From a strategic standpoint, European governments don’t want to fully lose Russia to Asia. They don’t want a Finnish-Chinese border—once the subject of a Soviet-era joke—to become a political and economic reality. 

In addition, as long as the question of Russia’s international image remains on the agenda, reminders about human rights abuses matter: one of the reasons the imprisoned Russian journalist Ivan Golunov was released so quickly is that his arrest had put a dampener on an important international event, the St. Petersburg International Economic Forum.

For its part, the Russian leadership simply wants to make sure that foreign governments don’t use the issue of civil liberties against Russia in their foreign policy. These suspicions are Russia’s main reason and excuse for curtailing such freedoms. If Western governments want results on this issue, they must tread a very fine line between ignoring Russia’s domestic affairs and framing the question in a way that doesn’t exacerbate the Kremlin’s suspicions.

The political analyst Gleb Pavlovsky once wrote that Russia is too heavy a piece to be removed from the game board. Continuing that metaphor, Russia can’t be swallowed up, either, though it can easily swallow up other pieces. Trying to exclude Russia from the game altogether will make it start playing its own game, the rules of which will be uncoordinated and unpredictable. For this reason, it’s better to include it in the game wherever possible.

Macron is trying to do that on behalf of Europe on the issues of the Iran nuclear deal and climate change. While U.S. President Donald Trump is unilaterally abrogating the multilateral treaty with Iran and leaving the Paris Agreement on climate change, Russia remains in both, alongside Europe. Both sides should take advantage of this cooperation. 

The United States also unilaterally withdrew from the Intermediate-Range Nuclear Forces (INF) Treaty, so it’s important for Europe that Russia should not deploy its intermediate-range missiles near European borders. Likewise, if Europe wants to keep playing its own game in Syria, it needs to use the diplomatic formats created by Russia involving other countries in the region and the Syrian opposition.

One of Macron’s predecessors, Nicolas Sarkozy, successfully mediated an end to the 2008 Russian-Georgian war. More recently, François Hollande was a key mediator in the Minsk agreements aimed at ending the war in Ukraine, along with German Chancellor Angela Merkel. This creates an incentive for Macron to achieve the implementation of the Minsk agreements, or to work toward another resolution to the Ukraine conflict. Russia in turn trusts France as a mediator more than other Western powers, and the new Ukrainian government elected with a strong mandate for peace creates a favorable context. 

As the host of the upcoming G7 summit on August 24–26, Macron wants to bring some exclusive content to it. The outcome of his conversation with Putin, or even just his contact with the Russian leader, may do the trick.

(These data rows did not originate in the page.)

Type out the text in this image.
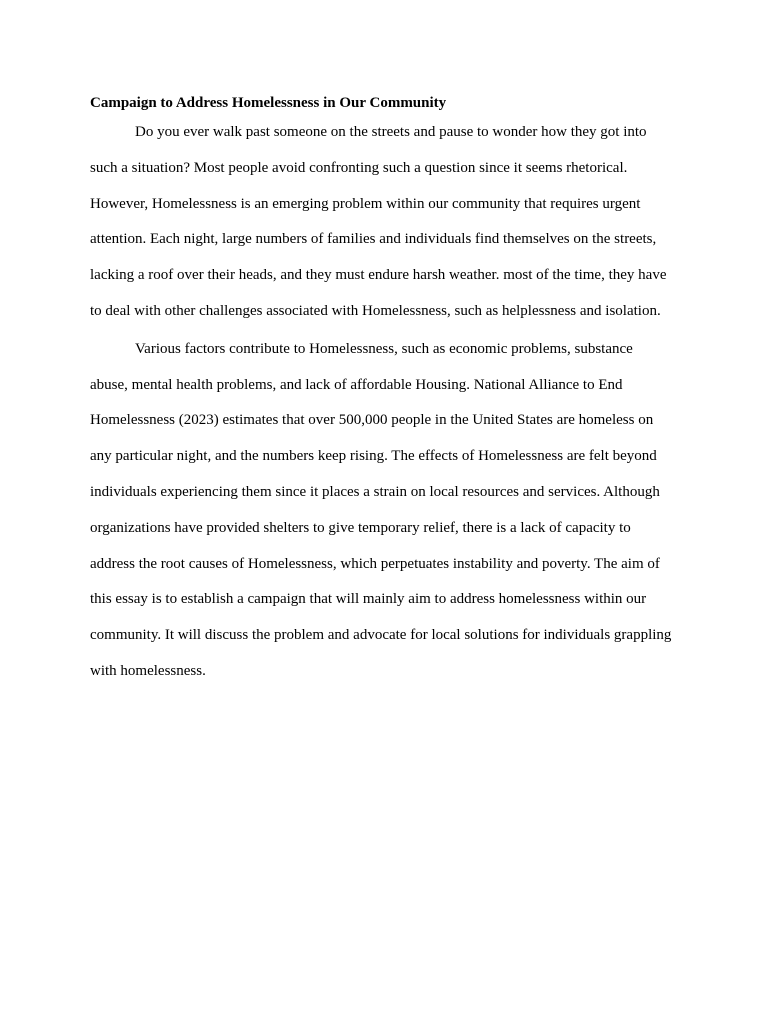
Campaign to Address Homelessness in Our Community
Do you ever walk past someone on the streets and pause to wonder how they got into
such a situation? Most people avoid confronting such a question since it seems rhetorical.
However, Homelessness is an emerging problem within our community that requires urgent
attention. Each night, large numbers of families and individuals find themselves on the streets,
lacking a roof over their heads, and they must endure harsh weather. most of the time, they have
to deal with other challenges associated with Homelessness, such as helplessness and isolation.
Various factors contribute to Homelessness, such as economic problems, substance
abuse, mental health problems, and lack of affordable Housing. National Alliance to End
Homelessness (2023) estimates that over 500,000 people in the United States are homeless on
any particular night, and the numbers keep rising. The effects of Homelessness are felt beyond
individuals experiencing them since it places a strain on local resources and services. Although
organizations have provided shelters to give temporary relief, there is a lack of capacity to
address the root causes of Homelessness, which perpetuates instability and poverty. The aim of
this essay is to establish a campaign that will mainly aim to address homelessness within our
community. It will discuss the problem and advocate for local solutions for individuals grappling
with homelessness.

The current political situation in Europe is favorable to a more active French role. Britain’s decision to leave the EU makes the UK an Atlantic rather than Euro-Atlantic power. Germany is weaker now, as is Merkel, and it is unlikely that her relationship with Putin can be repaired. Besides, the country is preoccupied with the transfer of power to the next chancellor. But France has never lost its aspirations to political greatness.

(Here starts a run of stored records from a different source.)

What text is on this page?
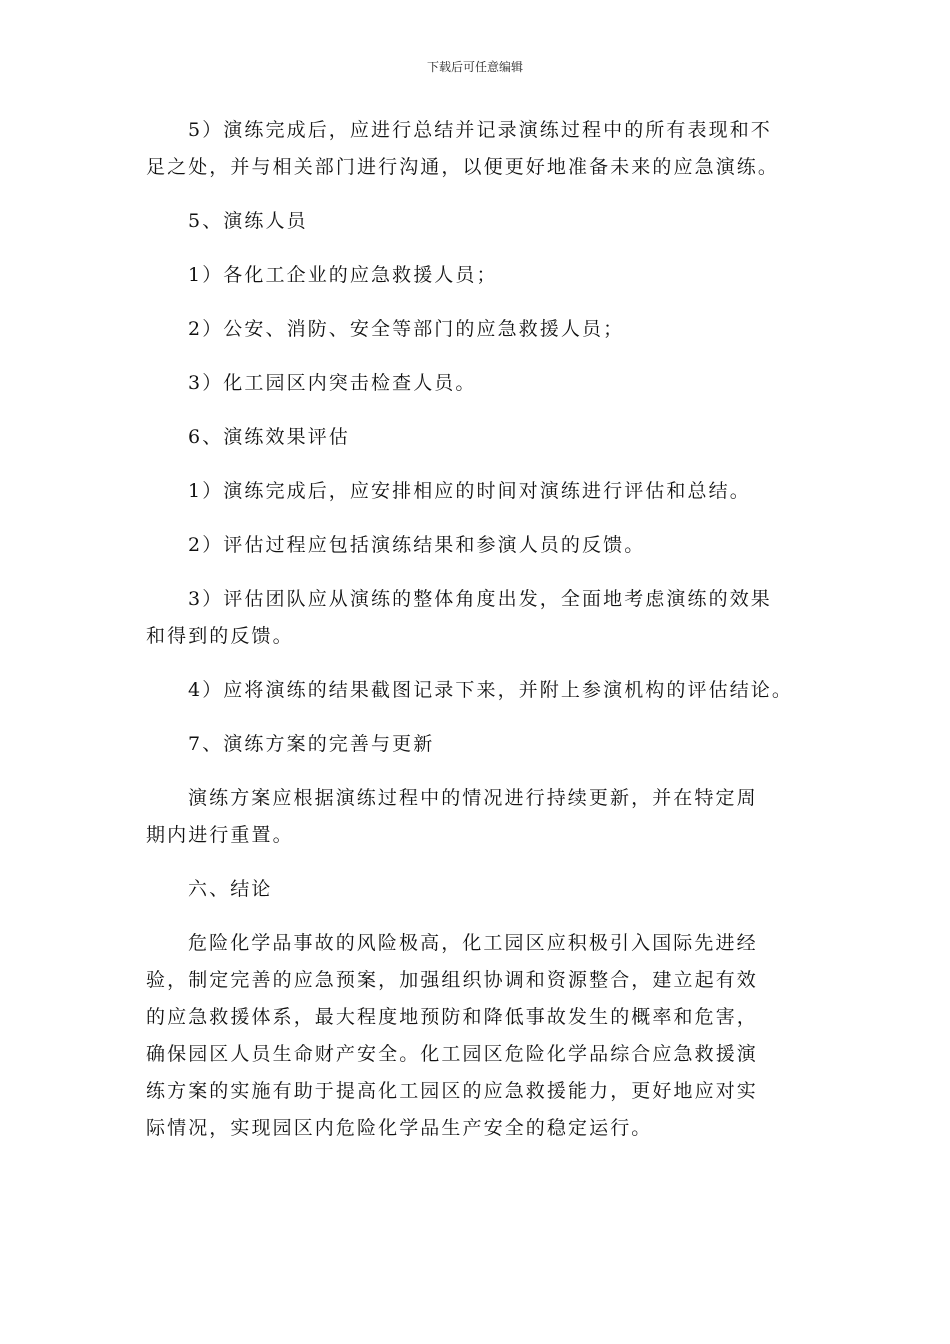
下载后可任意编辑
5）演练完成后，应进行总结并记录演练过程中的所有表现和不
足之处，并与相关部门进行沟通，以便更好地准备未来的应急演练。
5、演练人员
1）各化工企业的应急救援人员；
2）公安、消防、安全等部门的应急救援人员；
3）化工园区内突击检查人员。
6、演练效果评估
1）演练完成后，应安排相应的时间对演练进行评估和总结。
2）评估过程应包括演练结果和参演人员的反馈。
3）评估团队应从演练的整体角度出发，全面地考虑演练的效果
和得到的反馈。
4）应将演练的结果截图记录下来，并附上参演机构的评估结论。
7、演练方案的完善与更新
演练方案应根据演练过程中的情况进行持续更新，并在特定周
期内进行重置。
六、结论
危险化学品事故的风险极高，化工园区应积极引入国际先进经
验，制定完善的应急预案，加强组织协调和资源整合，建立起有效
的应急救援体系，最大程度地预防和降低事故发生的概率和危害，
确保园区人员生命财产安全。化工园区危险化学品综合应急救援演
练方案的实施有助于提高化工园区的应急救援能力，更好地应对实
际情况，实现园区内危险化学品生产安全的稳定运行。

Every French president tries to remind the world that France is a sovereign power capable of conducting independent and active foreign policy. Putin, meanwhile, has consistently talked to the French—and this time was no exception—about their shared wartime victory, fueling this attitude even further.

Russia feels much more comfortable in the G20 format, where it’s not the only developing or authoritarian country, and not a junior partner. Its return to the G7 is impossible, but it’s also impossible for the group to solve many problems important to it without Russia. France’s relationship of trust with the Russian leadership, and the opportunity to represent Russia behind the scenes at the group’s gatherings, are an important diplomatic asset that France would hate to lose.

Carnegie does not take institutional positions on public policy issues; the views represented herein are those of the author(s) and do not necessarily reflect the views of Carnegie, its staff, or its trustees.